The Fermentum prototype is complete. The CO2 and pH sensor values are now sent out to two small speakers. The speakers will probably each need a speaker housing, which I'll print before demoing the prototype this Wednesday for the HCDE 498/598 course and community. I have tried, vainly, to get the data via the serial port to another program like Processing or Max/MSP. Unfortunately, I'm not yet able to parse the two separate values. This is okay for the short term, but I will definitely try to do this, as the sound possibilities are so much greater in one of these programs than what I can do on the Arduino board. Still, I actually like the use of the speaker and I'm considering sticking with them for the long run for a couple of reasons.
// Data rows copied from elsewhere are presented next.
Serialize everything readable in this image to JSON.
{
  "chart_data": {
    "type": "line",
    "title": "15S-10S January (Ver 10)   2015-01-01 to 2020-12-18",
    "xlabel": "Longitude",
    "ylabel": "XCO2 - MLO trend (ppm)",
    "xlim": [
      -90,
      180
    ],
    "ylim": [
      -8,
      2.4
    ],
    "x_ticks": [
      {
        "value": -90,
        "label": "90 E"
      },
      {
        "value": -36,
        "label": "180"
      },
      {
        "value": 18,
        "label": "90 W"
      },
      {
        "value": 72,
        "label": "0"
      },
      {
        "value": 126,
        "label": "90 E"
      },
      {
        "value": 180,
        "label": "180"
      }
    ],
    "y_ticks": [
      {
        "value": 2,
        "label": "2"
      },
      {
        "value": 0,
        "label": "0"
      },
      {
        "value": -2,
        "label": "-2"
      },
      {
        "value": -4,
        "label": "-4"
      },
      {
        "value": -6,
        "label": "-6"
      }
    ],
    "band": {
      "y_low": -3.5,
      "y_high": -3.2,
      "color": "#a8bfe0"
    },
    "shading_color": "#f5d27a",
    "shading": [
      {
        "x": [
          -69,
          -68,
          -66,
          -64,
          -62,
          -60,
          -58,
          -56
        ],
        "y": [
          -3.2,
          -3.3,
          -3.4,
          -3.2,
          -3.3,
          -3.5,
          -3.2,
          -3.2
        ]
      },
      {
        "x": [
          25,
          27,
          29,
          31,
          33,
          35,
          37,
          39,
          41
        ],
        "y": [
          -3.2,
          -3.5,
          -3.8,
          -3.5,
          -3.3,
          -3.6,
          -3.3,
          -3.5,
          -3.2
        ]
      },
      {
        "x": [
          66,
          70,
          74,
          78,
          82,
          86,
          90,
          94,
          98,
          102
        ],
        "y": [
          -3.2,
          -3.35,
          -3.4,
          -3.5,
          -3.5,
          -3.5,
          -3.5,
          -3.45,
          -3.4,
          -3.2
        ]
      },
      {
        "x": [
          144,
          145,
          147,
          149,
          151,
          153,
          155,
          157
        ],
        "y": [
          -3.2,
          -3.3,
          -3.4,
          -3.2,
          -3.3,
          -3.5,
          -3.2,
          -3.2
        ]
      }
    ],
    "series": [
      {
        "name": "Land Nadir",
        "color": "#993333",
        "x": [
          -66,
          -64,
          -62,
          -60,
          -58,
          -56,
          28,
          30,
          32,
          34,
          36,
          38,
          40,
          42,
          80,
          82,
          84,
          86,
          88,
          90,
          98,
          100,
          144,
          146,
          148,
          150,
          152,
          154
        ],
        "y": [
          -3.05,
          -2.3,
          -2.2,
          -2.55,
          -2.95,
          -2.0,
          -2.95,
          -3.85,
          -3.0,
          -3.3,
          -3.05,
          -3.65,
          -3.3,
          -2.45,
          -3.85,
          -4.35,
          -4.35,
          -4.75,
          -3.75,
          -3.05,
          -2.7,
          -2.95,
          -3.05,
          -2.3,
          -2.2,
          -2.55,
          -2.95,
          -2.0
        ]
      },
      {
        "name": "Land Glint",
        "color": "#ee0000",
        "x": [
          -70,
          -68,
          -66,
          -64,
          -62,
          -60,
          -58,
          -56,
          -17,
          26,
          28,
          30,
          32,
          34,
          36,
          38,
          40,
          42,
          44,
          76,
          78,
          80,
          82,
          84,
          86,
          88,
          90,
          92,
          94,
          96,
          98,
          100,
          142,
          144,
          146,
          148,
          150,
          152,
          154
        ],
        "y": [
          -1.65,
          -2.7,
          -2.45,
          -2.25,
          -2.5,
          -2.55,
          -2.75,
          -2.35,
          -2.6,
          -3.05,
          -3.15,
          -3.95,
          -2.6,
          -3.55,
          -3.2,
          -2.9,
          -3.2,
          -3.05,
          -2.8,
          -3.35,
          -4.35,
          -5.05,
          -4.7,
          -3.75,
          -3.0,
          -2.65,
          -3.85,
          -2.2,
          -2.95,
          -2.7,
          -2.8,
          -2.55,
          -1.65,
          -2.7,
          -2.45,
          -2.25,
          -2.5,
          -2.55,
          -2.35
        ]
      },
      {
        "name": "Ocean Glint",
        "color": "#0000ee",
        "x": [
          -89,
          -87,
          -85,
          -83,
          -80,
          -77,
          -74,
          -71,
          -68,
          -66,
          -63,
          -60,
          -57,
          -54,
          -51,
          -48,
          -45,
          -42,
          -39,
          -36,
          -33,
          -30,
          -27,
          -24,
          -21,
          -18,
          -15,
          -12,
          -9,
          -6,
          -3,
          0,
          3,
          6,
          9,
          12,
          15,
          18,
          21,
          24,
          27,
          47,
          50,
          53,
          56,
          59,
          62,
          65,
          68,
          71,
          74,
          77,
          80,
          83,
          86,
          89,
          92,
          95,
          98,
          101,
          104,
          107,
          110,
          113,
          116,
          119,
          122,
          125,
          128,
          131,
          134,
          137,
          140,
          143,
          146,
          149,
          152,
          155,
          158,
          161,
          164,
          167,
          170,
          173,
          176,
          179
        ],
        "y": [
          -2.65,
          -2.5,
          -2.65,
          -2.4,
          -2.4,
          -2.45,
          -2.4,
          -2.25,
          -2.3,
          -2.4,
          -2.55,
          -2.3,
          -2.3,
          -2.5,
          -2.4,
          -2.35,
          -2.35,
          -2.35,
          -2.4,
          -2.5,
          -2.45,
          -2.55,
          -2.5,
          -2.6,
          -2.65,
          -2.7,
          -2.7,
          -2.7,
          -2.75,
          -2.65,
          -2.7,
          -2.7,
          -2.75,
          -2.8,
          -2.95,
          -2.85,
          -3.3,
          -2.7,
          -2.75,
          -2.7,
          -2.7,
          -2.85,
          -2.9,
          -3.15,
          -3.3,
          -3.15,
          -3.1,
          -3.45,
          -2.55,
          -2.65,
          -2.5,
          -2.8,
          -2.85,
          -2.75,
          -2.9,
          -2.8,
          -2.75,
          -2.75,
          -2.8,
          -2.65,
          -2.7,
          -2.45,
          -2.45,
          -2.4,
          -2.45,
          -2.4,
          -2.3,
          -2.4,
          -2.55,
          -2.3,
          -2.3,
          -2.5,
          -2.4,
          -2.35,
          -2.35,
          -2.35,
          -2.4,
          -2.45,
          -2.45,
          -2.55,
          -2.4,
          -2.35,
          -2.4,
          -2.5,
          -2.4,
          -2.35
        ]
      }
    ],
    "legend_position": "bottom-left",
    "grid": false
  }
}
For starters, they make for a kind of charming sound and really carry with them a DIY aesthetic. This is not just an Arduino or "making" aesthetic, but the whole aesthetic of fermentation and making of food that ties in with sauerkraut. As I mentioned last week, I really do think that there is something important in integration between speakers and system. In a Simondonian sense, the whole system becomes more concrete than if one needs to connect a computer to draw sound out. It also allows to have multiple Fermentum sculptures installed in one space and to hear the difference in the processes by which fermentation happens. So, one could listen to the differences between kimchi and sauerkraut fermentation real time in an art installation. This is the pro to integrating speakers into the system. The con is that the sound possibilities in Max/MSP, Processing or OpenFrameworks are much greater.
Now to make some sauerkraut for the demo!